Speaking out after a 71-year-old nun's gangrape in West Bengal, the head of India's Catholic bishops has said the country should be as concerned about the welfare of its people as it is about its cows.
"The country has a responsibility towards all of us - every human being - and not just cows," Cardinal Baselios Cleemis told journalists, in an apparent reference to moves by some state governments to ban beef.
Maharashtra banned the selling of beef in February and Haryana has since imposed stringent penalties for cow slaughter.
The comments, reported in newspapers on Wednesday, were confirmed by Cleemis' office.
Cleemis spoke before visiting the hospitalised nun who was raped at a convent school in Bengal's Nadia district, an attack which has triggered protests across the country and in Parliament.
Cleemis is head of the Syro-Malankara Catholic Church, an Indian branch of the faith that is in communion with Roman Catholicism and that traces its roots back to the Thomas the Apostle, who tradition says arrived here in the first century.
The ghastly crime prompted Bengal chief minister Mamata Banerjee to order a CBI investigation.
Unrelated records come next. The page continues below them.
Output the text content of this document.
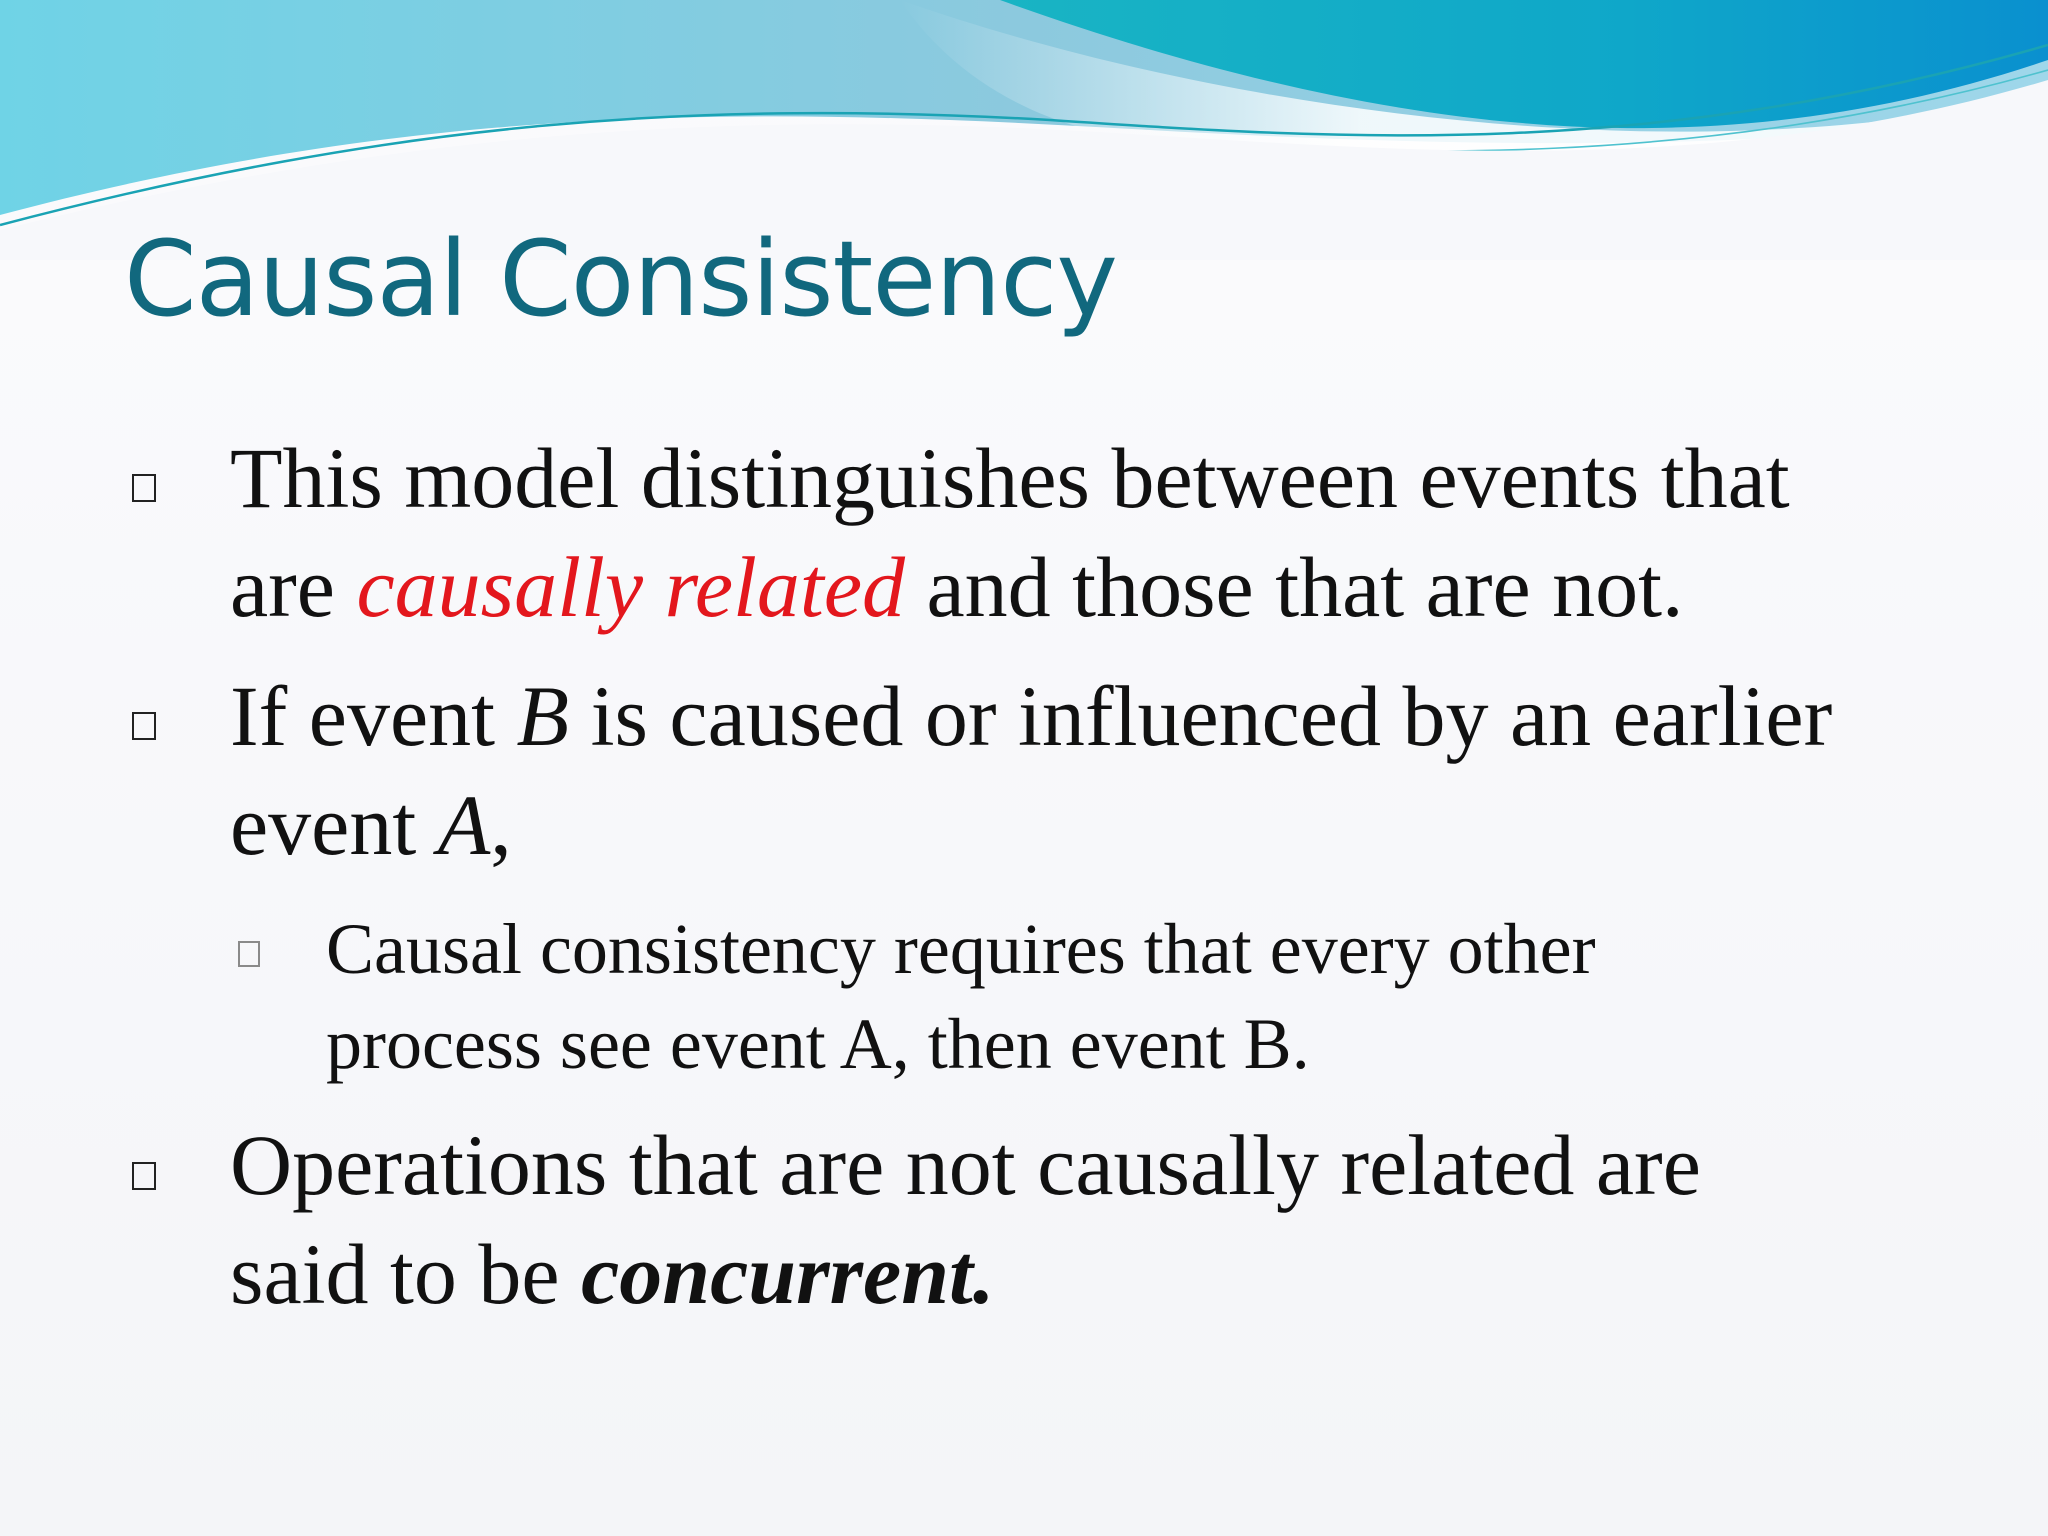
Causal Consistency
This model distinguishes between events that
are causally related and those that are not.
If event B is caused or influenced by an earlier
event A,
Causal consistency requires that every other
process see event A, then event B.
Operations that are not causally related are
said to be concurrent.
The state police had yet to make any arrest even after six days of the crime. State officials suspect the culprits, who also looted Rs 12 lakh during the attack on the convent, fled to neighbouring Bangladesh.
Police have not established whether the assault motive was religion or money. Prime Minister Narendra Modi said he was "deeply concerned" and demanded a detailed report into what happened.
Close on the heels of the Bengal incident, some people partly demolished a church being built in Haryana, replacing its cross with a Lord Hanuman's image.
A few days before the demolition, a member of Parliament from the BJP, Subramanian Swamy, was criticised for saying that churches and mosques were not sacred buildings.